Open gaurav opened 3 years ago

gaurav commented 3 years ago

This PR cleans up Regnum phylorefs in several ways:

  1. Renamed files from REGNUM_* to CLADO_* and increased the number of digits to seven.
  2. Added some scripts to test and verify these Phyx files.
  3. Used these scripts to fix specifier authorities that were not loaded correctly.
  4. Incorporated some of the phylogenies prepared by Anna Becker.
  5. Moved Phylonym Phyx files out of the encrypted/ directory so that they will no longer be encrypted.
  6. Add a GitHub Action for testing these phyloreferences.

The tests are in no way fully implemented or comprehensive yet, but are sophisticated enough to note which phyloreferences include phylogenies.

Hilmar: this is a huge PR, but I don't think it makes sense to make it smaller -- it includes a bunch of changes on the encrypted files, followed by the de-encryption of the files, followed by tweaking the tests so they would pass. I could split this into two or three PRs, but if so, the first PR would just end with a bunch of encrypted files :). So I think this is better. Let me know if you disagree!

hlapp commented 3 years ago

Well, it sounds like there are two types of changes wrapped into one. By two types I mean a set of changes that does not lend itself to code review, and those that do. The overwhelming bulk (by "lines changed") seems to fall into the former category, suggesting that there is a small enough set in the latter category to still enable review.

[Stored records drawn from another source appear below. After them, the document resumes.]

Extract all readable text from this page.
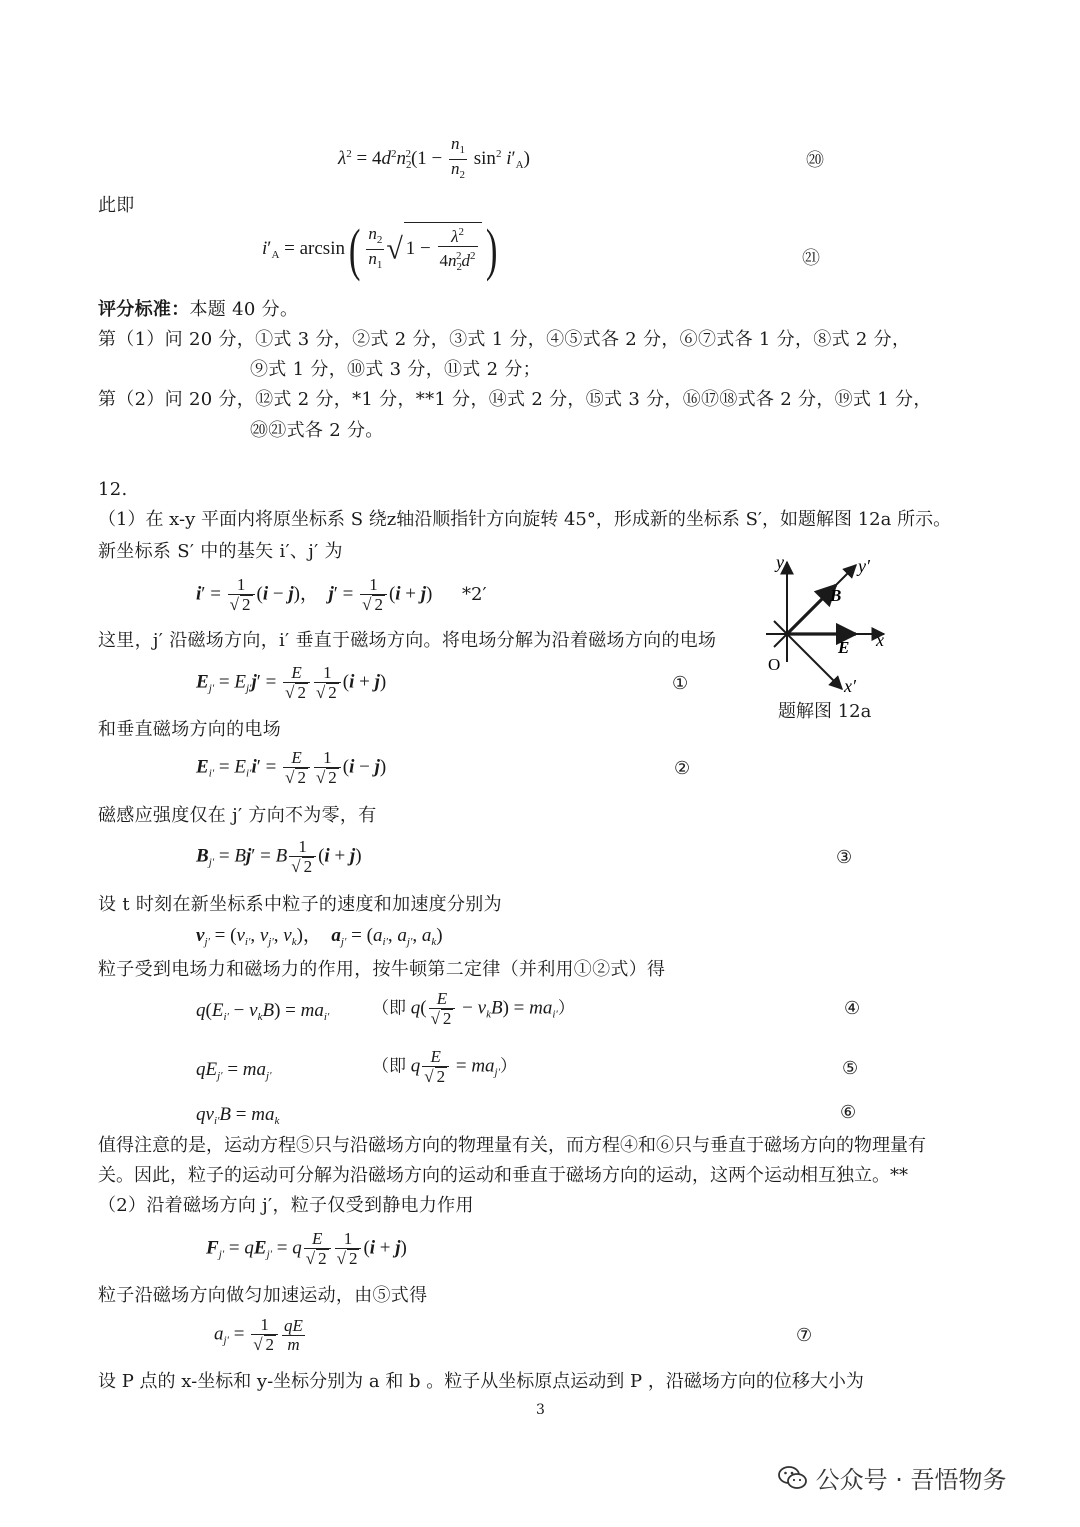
$\lambda^2 = 4d^2n_2^2(1 - \frac{n_1}{n_2} \sin^2 i'_A)$	⑳
此即
$i'_A = \arcsin( \frac{n_2}{n_1}$ √ $1 - \frac{\lambda^2}{4n_2^2d^2}$ )	㉑
评分标准：本题 40 分。
第（1）问 20 分，①式 3 分，②式 2 分，③式 1 分，④⑤式各 2 分，⑥⑦式各 1 分，⑧式 2 分，
⑨式 1 分，⑩式 3 分，⑪式 2 分；
第（2）问 20 分，⑫式 2 分，*1 分，**1 分，⑭式 2 分，⑮式 3 分，⑯⑰⑱式各 2 分，⑲式 1 分，
⑳㉑式各 2 分。
12.
（1）在 x-y 平面内将原坐标系 S 绕z轴沿顺指针方向旋转 45°，形成新的坐标系 S′，如题解图 12a 所示。
新坐标系 S′ 中的基矢 i′、j′ 为
$i' = \frac{1}{√ 2} (i - j)$，  $j' = \frac{1}{√ 2} (i + j)$ *2′
这里，j′ 沿磁场方向，i′ 垂直于磁场方向。将电场分解为沿着磁场方向的电场
y	y′
x
x′
B
E
O
题解图 12a
$E_{j'} = E_{j'}j' = \frac{E}{√ 2} \frac{1}{√ 2} (i + j)$	①
和垂直磁场方向的电场
$E_{i'} = E_{i'}i' = \frac{E}{√ 2} \frac{1}{√ 2} (i - j)$	②
磁感应强度仅在 j′ 方向不为零，有
$B_{j'} = Bj' = B \frac{1}{√ 2} (i + j)$	③
设 t 时刻在新坐标系中粒子的速度和加速度分别为
$v_{j'} = (v_{i'}$, $v_{j'}$, $v_k$)，  $a_{j'} = (a_{i'}$, $a_{j'}$, $a_k$)
粒子受到电场力和磁场力的作用，按牛顿第二定律（并利用①②式）得
$q(E_{i'} - v_kB) = ma_{i'}$	（即 $q( \frac{E}{√ 2} - v_kB) = ma_{i'}$）	④
$qE_{j'} = ma_{j'}$	（即 q $\frac{E}{√ 2} = ma_{j'}$）	⑤
$qv_{i'}B = ma_k$	⑥
值得注意的是，运动方程⑤只与沿磁场方向的物理量有关，而方程④和⑥只与垂直于磁场方向的物理量有
关。因此，粒子的运动可分解为沿磁场方向的运动和垂直于磁场方向的运动，这两个运动相互独立。**
（2）沿着磁场方向 j′，粒子仅受到静电力作用
$F_{j'} = qE_{j'} = q \frac{E}{√ 2} \frac{1}{√ 2} (i + j)$
粒子沿磁场方向做匀加速运动，由⑤式得
$a_{j'} = \frac{1}{√ 2} \frac{qE}{m}$	⑦
设 P 点的 x-坐标和 y-坐标分别为 a 和 b 。粒子从坐标原点运动到 P ，沿磁场方向的位移大小为
3
公众号 · 吾悟物务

As it is, this PR is unreviewable, so if we keep it we shouldn't pretend it was ever reviewed. It sounds to me though that the changes that don't stand to benefit from review (decrypting files, for example) can be separated out, even if they would necessarily have to be accompanied by some code changes (in the tests) too. But there seem to be additional code changes (items 2, 3, and 6 in your list) that are separable changes of code that seem reviewable and would benefit from having been reviewed.